1. Adding fields for genealogically relevant information such as historical family locations, family haplogroups and notes (no GEDCOMS yet).
2, Actively encouraging users to fill out their profile information on their first visit to Relative Finder.
3. Due to the fact that only about 4% of users have made their profile public, they will keep the option to participate anonymously for now, but will prominently place the option to forego the anonymous invitation in the settings dialogue.
4. Those users who fill out their profile will be prominently displayed on the first pages of the List View results.  All close relatives (up to 3rd cousins) will still appear upfront. The rest (those without profiles filled out) will be pushed to the later pages.
5. Profile SmartSearch will search through these matches and automatically highlight any matching profile information.
6. Adding the ability to search and filter matches.
7. Increasing the speed of searches.

23andMe is hoping to improve the Relative Finder experience for those of us who are very active, without scaring off those who may still be on the fence about sharing their genomes. With this in mind, they are looking at ways to better educate their customers in regard to Relative Finder and the privacy concerns associated with it.

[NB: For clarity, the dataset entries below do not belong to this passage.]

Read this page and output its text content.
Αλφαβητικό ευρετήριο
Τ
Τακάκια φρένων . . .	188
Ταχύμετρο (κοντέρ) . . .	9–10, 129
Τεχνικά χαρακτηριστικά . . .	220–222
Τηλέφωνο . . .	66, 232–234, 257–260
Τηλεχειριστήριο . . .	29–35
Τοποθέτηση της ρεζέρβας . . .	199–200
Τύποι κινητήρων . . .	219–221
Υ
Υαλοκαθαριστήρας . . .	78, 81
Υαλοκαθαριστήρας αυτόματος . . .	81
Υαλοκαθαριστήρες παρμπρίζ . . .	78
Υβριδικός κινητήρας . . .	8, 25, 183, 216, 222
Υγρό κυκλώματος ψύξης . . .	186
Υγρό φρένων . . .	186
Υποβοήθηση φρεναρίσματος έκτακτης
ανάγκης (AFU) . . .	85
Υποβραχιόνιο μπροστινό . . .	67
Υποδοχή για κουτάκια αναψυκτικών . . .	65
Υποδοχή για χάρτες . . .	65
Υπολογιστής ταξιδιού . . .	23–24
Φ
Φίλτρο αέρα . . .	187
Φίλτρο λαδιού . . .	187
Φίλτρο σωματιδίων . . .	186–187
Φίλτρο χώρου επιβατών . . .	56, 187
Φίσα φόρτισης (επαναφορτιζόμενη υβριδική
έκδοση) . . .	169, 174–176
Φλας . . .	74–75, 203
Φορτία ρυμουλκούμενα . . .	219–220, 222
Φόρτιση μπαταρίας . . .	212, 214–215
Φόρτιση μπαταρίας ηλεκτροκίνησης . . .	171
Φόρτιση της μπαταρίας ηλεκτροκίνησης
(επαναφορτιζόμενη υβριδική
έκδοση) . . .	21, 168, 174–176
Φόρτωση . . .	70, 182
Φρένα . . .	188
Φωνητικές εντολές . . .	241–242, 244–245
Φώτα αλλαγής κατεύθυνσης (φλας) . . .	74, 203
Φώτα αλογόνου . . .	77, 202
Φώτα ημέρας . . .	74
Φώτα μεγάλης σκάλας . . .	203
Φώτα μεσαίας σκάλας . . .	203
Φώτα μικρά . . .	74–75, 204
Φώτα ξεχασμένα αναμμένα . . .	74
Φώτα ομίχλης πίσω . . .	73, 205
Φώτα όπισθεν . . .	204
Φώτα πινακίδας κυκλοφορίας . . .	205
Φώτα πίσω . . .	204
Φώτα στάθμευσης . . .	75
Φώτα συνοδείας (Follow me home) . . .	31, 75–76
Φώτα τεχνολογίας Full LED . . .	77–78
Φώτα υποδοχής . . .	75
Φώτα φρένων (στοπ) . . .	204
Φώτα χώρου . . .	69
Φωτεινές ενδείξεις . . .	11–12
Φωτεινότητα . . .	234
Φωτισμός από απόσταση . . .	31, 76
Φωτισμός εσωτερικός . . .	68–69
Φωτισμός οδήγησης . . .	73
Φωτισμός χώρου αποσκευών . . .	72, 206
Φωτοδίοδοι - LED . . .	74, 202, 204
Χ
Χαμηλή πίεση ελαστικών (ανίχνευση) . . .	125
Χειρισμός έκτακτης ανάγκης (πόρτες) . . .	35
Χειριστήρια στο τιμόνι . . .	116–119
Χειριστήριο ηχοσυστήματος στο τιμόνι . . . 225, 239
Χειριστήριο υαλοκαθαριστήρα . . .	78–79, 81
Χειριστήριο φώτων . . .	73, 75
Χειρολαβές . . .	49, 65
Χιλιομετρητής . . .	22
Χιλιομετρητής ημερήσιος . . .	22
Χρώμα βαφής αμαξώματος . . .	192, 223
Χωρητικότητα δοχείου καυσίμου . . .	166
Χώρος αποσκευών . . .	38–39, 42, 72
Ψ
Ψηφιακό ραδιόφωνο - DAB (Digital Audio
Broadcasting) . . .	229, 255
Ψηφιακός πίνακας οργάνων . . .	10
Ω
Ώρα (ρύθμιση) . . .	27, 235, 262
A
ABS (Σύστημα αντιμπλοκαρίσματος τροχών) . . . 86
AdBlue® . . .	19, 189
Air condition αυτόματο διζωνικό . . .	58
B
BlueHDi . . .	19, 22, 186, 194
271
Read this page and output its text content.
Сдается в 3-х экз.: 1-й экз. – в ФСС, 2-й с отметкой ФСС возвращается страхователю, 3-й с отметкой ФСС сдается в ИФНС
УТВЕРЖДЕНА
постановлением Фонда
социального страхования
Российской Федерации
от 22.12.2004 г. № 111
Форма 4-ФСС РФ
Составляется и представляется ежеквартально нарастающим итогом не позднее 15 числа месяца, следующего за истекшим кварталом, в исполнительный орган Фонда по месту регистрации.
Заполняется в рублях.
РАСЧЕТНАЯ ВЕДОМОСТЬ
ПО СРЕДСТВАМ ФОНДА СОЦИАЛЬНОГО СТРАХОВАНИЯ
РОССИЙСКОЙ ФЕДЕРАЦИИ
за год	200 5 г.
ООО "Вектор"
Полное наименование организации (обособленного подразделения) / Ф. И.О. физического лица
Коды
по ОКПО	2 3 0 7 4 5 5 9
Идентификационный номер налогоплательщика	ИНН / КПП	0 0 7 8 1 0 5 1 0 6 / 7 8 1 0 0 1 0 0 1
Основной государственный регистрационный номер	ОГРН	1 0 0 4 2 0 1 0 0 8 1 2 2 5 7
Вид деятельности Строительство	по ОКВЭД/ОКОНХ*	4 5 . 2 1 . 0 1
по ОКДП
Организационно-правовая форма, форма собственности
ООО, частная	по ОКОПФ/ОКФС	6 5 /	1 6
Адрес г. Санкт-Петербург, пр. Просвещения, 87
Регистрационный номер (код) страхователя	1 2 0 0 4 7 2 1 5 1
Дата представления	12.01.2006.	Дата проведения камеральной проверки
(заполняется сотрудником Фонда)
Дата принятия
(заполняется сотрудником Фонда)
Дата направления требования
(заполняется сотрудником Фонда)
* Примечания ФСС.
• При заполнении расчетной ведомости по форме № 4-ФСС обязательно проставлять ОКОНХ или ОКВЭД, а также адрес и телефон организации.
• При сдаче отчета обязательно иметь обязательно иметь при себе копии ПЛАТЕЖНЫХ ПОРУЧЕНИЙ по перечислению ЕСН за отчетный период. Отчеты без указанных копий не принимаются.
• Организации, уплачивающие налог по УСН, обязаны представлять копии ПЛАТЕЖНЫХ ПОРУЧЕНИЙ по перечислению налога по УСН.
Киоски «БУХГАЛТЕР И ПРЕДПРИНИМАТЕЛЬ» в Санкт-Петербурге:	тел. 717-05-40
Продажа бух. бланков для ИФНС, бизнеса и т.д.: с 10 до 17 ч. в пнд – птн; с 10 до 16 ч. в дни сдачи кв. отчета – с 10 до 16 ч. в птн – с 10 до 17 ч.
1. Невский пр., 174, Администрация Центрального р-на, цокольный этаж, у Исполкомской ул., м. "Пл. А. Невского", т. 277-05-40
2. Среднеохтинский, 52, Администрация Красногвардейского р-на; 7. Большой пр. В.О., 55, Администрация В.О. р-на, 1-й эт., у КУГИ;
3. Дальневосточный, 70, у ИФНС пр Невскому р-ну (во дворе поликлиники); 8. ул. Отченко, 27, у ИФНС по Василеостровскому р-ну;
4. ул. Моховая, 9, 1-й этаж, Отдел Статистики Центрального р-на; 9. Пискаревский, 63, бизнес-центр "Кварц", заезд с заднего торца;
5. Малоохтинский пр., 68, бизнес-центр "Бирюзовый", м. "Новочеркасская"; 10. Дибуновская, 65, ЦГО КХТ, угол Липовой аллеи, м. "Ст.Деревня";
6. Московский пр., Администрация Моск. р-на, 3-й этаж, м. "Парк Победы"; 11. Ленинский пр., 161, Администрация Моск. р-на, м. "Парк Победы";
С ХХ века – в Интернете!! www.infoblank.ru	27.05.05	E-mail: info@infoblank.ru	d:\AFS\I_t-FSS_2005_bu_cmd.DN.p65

This is only meant to be a quick summary since I wanted to share this good news as soon as possible. I will have more specific thoughts on these proposed changes in a later post. I would like to hear your thoughts and suggestions as well. So, please feel free to comment.

Thursday, March 3, 2011

New Air Date for My Japanese TV Interview

The segment on DNA testing on Close-Up Today, NHK Japan Broadcasting Corporation has been preempted, according to the producers, due to the unrest in the Middle East, New Zealand's earthquake and the volcano eruption in Japan. The new air date is April 6th. Hopefully, international events will settle down so they can concentrate on personal genomics. :-)

[Update - I would like to report that all of the NHK production team are safe and the crew is currently in Japan covering the sad events of the last few days. Obviously, my tongue-in-cheek wish for international calm was in vain and I am sure it will be quite awhile until this segment can air. My heart goes out to the Japanese people at this very difficult time.]